3 Types of Dura-Lar and How to Use Them in Your Next Project

By Nicole Tinkham

The most exciting part about being an artist is EXPERIMENTING. It brings such a thrill to discover new products, play around with supplies, learn new techniques, and find new ways of doing things you never thought possible. Because of your curiosity, we do our best to bring information on products you may have little to no previous knowledge about. This week we’re talking about Dura-Lar, an Acetate alternative by Grafix. We will get into the different types of sheets that are available, how to use them, and a few techniques to try. But first, let’s learn a little more about this versatile film.

What is Dura-Lar?

Dura-Lar is a polyester film that’s a mix between Mylar and Acetate. This film comes in a variety of different types (wet media, matte, clear, etc.) which all have specific features but overall, Dura-Lar is heat-resistant, durable (will not tear, absorb color, or discolor), and is acid free and archival. Now let’s take a look at the different types, their qualities, and how YOU can use them.

The wet media Dura-Lar

The wet media Dura-Lar is a .004” sheet coated on both sides to allow for wet media application such as paint, markers and inks.

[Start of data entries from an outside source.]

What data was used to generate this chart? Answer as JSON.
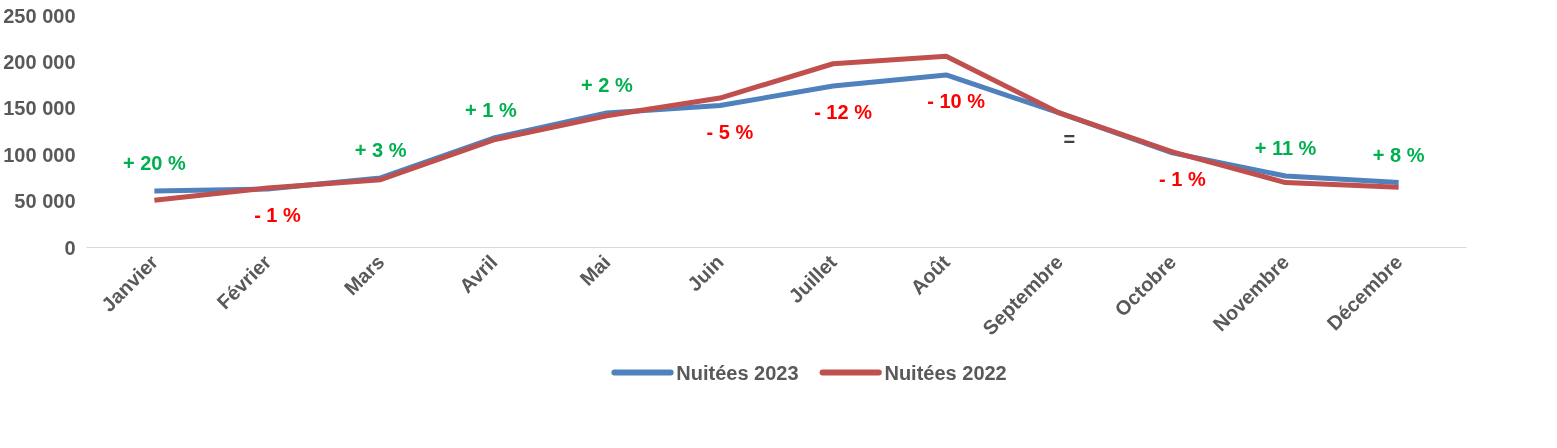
{
  "chart_data": {
    "type": "line",
    "categories": [
      "Janvier",
      "Février",
      "Mars",
      "Avril",
      "Mai",
      "Juin",
      "Juillet",
      "Août",
      "Septembre",
      "Octobre",
      "Novembre",
      "Décembre"
    ],
    "series": [
      {
        "name": "Nuitées 2023",
        "color": "#4f81bd",
        "values": [
          61000,
          63000,
          75000,
          118000,
          145000,
          153000,
          174000,
          186000,
          145000,
          102000,
          77000,
          70000
        ]
      },
      {
        "name": "Nuitées 2022",
        "color": "#c0504d",
        "values": [
          51000,
          64000,
          73000,
          116000,
          142000,
          161000,
          198000,
          206000,
          145000,
          103000,
          70000,
          65000
        ]
      }
    ],
    "ylim": [
      0,
      250000
    ],
    "yticks": [
      {
        "value": 0,
        "label": "0"
      },
      {
        "value": 50000,
        "label": "50 000"
      },
      {
        "value": 100000,
        "label": "100 000"
      },
      {
        "value": 150000,
        "label": "150 000"
      },
      {
        "value": 200000,
        "label": "200 000"
      },
      {
        "value": 250000,
        "label": "250 000"
      }
    ],
    "annotations": [
      "+ 20 %",
      "- 1 %",
      "+ 3 %",
      "+ 1  %",
      "+ 2 %",
      "- 5 %",
      "- 12 %",
      "- 10 %",
      "=",
      "- 1 %",
      "+ 11 %",
      "+ 8 %"
    ],
    "grid": false,
    "legend": "bottom",
    "marker": "none",
    "line_style": "solid"
  }
}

Use with water-based mediums
Two sided coating
Cuts cleanly


1. Achieve a glow. Once your Dura-Lar painting is complete, lay it over watercolor paper that has a wash of color. This will give your project a different look altogether.

2. Create depth. Use several sheets of Dura-Lar, painting portions of the final piece on each sheet. Assemble and your painting is complete!

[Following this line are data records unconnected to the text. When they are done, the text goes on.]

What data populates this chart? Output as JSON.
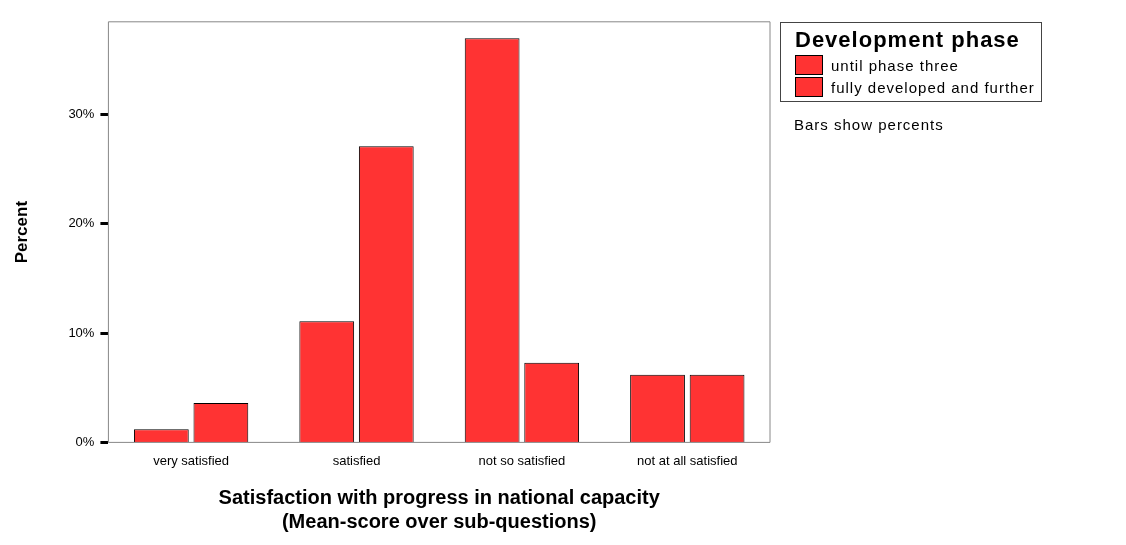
{
  "chart_data": {
    "type": "bar",
    "xlabel": "Satisfaction with progress in national capacity\n(Mean-score over sub-questions)",
    "ylabel": "Percent",
    "legend_title": "Development phase",
    "annotations": [
      "Bars show percents"
    ],
    "categories": [
      "very satisfied",
      "satisfied",
      "not so satisfied",
      "not at all satisfied"
    ],
    "series": [
      {
        "name": "until phase three",
        "color": "#ff3333",
        "values": [
          1.2,
          11.1,
          37.0,
          6.2
        ]
      },
      {
        "name": "fully developed and further",
        "color": "#ff3333",
        "values": [
          3.6,
          27.1,
          7.3,
          6.2
        ]
      }
    ],
    "ylim": [
      0,
      38.5
    ],
    "yticks": [
      {
        "value": 0,
        "label": "0%"
      },
      {
        "value": 10,
        "label": "10%"
      },
      {
        "value": 20,
        "label": "20%"
      },
      {
        "value": 30,
        "label": "30%"
      }
    ],
    "grid": false,
    "legend": "top right"
  }
}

3. Lift out color. Use a damp cloth to lift color which will result in lighter tones.

4. Protect your painting. Cover final piece with an acrylic gel medium for added protection.

Matte Dura-Lar

Matte Dura-Lar is a .005” sheet with a matte coating on both sides.

Easily erasable
Can be used with ink
Ideal for lead and colored pencil
Cuts cleanly


1. Add highlights. Simply use an eraser to add highlights to the project.

2. Adhere to other surfaces. Using an acrylic gel medium, you can adhere Dura-Lar to various surfaces for example a wood panel.

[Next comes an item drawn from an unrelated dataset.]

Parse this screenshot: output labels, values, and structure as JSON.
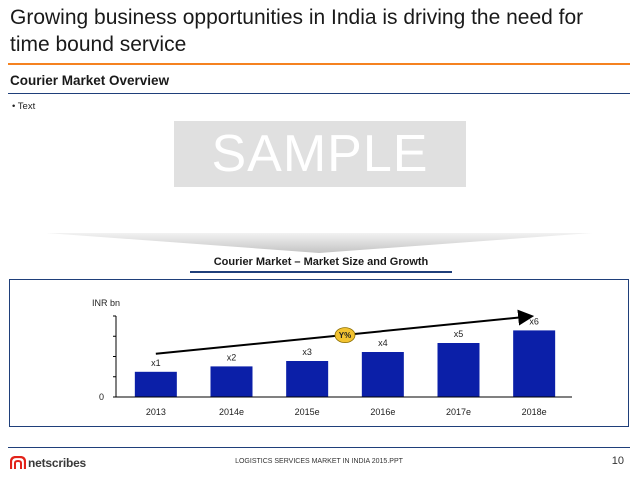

3. Combine mediums. Feel free to use a variety of mediums on the matte sheets. Try painting with ink and shading with colored pencil.

4. Add contrast. Try painting the back of your piece for interesting shadows and contrast.

5. Get some texture. Thick coats of acrylic or oil paint can be applied with a brush or palette knife for added texture.

Clear Dura-Lar

Clear Dura-Lar is a .001” to .020” glossy film with amazing strength and stability. This type can be used for overhead transparencies, layouts, and protective covering.

Can be used with permanent inks
Heat resistant
Cuts cleanly


1. Get a 3D look. Draw an outline with a 3D or ink and fill in with paint to achieve a 3D look.

2. Add Mica powder. You can add Mica powder to your paint which will give your project a sparkle.

3. Blend inks together. With various colors on the surface, move and blend them together using an alcohol ink medium soaked cotton pad.

4. Go abstract. Using two sheets of clear Dura-Lar, press paint in between layers for an abstract look.

5. Create a background. Placing colored paper behind a painting, will produce a unique background.

Others to consider

Aside from the types of Dura-Lar mentioned above, here are two additional sheets to keep in mind.

Metallized Dura-Lar: A .002″ or .005″ coated with a thin layer of aluminum giving a mirror-like finish. You can find these in both gold and silver.

Adhesive Backed Dura-Lar: A .002″ or .005″ film with an adhesive backing.

Now that you’re a Dura-Lar EXPERT, it’s time to test them out! As always, we want to know what you thought of this product. Comment in the box below telling us about your experience or head on over to our Facebook page and share a picture of your creation!

5 thoughts on “3 Types of Dura-Lar and How to Use Them in Your Next Project

  1. I tried painting on the Matt Dura-Lar with straight watercolor pigments, and the film remains tacky and mobile. (Comes off on my finger, if touched.) I can’t imagine putting a layer of medium over this. Will the wet media Dura-Lar behave better, or should I use a different medium?

    1. Great question Sally! We actually went to an artist we know who does a lot of work on Dura-Lar for some advice. She said that the surface (both matt and wet media) do remain somewhat tacky. Her primary use for this surface is to do a “test” without painting right on the current painting (usually on paper) . She found that the surface might need a fixative to become permanent. One key advantage is that ability reuse the duralar for the purpose of laying over her current watercolor without “messing it up” if the color does not work. Does this help?

    1. Hi Yvette,

      There are a couple of different kinds. The matte film is for stenciling, drafting, drawing, etc. with an erasable coating on both sides. Dura-lar also had a wet media film that says it will not chip, bead, or run and accepts water-based mediums. This may be a better option but it does not specifically say inkjet.